Лидия Стахиевна медленно, как бы устав, закрыла записную книжку, а память все ловила разрозненные отголоски прошлого.
Глава 28
В конце лета 1937 года, когда парижане стали возвращаться с дач, курортов и деревень, среди русских эмигрантов прошел слух, что в Париж на гастроли едет Художественный театр. Санин взволновался, ждал, горел от нетерпения увидеть знакомые лица, услышать со сцены родную речь, готовился все принять, хотя понимал, что в полемику ввяжется обязательно. Хотелось узнать о жизни в Советской России из первых рук и уст…

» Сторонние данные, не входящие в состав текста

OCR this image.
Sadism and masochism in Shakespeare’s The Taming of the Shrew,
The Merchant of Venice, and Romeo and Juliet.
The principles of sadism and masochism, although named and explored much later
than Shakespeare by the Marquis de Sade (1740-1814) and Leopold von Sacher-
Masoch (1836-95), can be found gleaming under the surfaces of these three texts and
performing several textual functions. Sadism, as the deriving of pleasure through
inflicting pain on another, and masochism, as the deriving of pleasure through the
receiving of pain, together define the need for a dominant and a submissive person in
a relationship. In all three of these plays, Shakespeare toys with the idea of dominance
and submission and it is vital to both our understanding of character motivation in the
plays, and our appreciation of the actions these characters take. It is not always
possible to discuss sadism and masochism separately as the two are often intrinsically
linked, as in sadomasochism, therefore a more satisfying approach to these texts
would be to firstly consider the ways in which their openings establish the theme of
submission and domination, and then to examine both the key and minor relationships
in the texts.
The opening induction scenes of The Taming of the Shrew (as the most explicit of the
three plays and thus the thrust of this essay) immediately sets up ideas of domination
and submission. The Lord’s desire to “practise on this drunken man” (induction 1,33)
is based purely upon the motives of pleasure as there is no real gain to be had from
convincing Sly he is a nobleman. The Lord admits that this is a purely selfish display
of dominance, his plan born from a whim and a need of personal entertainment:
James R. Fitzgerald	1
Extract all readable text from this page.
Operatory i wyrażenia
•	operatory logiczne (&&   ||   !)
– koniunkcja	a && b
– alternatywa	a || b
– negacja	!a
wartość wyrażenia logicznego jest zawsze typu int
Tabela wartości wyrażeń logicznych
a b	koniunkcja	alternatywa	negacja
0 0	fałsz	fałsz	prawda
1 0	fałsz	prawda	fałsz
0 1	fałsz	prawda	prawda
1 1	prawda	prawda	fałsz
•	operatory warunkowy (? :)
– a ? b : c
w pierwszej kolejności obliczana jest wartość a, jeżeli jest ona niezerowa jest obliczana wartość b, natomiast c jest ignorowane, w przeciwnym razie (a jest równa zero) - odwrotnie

Волновали его всякие мелочи: по-прежнему ли нетерпелив и требователен Станиславский на репетициях и может десять раз заставить актера повторять реплику «Дайте мне чашку чаю», чтобы чувствовались в ней барство и светскость? Так же ли сдержан и покоен Немирович в работе с самым бестолковым актером. Санина радовали слухи, что МХТ ставит много классики, но репетиции «Талантов и поклонников» Станиславский по нездоровью вел у себя дома в Леонтьевском переулке – и это огорчало. Зато «Мертвые души», говорят, покорили публику. И именно в этом спектакле была, на зависть теперь «оперному» Санину, лучшая массовая сцена в репертуаре театра. В картине губернского бала Станиславский добился непрерывного движения и единого дыхания. Говорили, что приедет Ольга Книппер, Василий Качалов, Нина Литовцева, дорогая подруга Лидочки, новая звезда Алла Тарасова. Но не будет друга гимназических лет, артиста МХТ с самых первых дней 1898 года Васеньки Лужского, не будет Володи Грибунина, мужа Пашенной, которая играла «Электру» в спектакле, поставленном Саниным в Малом театре. Их нет больше на этом свете.
– Лидочка, ты знаешь, как расширился и разбогател Художественный? – спрашивал он жену, которой каждый день приносил новости о предстоящих гастролях и гастролерах. – Представь себе, у них теперь, кроме основной сцены, есть филиал в бывшем театре Корша в Богословском переулке. А там ведь уникальная акустика, уютные уборные для актеров, совершенно особый уклад. А на Тверской, 22 организована Оперно-драматическая студия. В этом доме огромный зал с зеркалами, золотая лепнина. Помнишь, как нам пришлось мыкаться по разным адресам и арендам. Вот вам и Советская власть, ее отношение к культуре!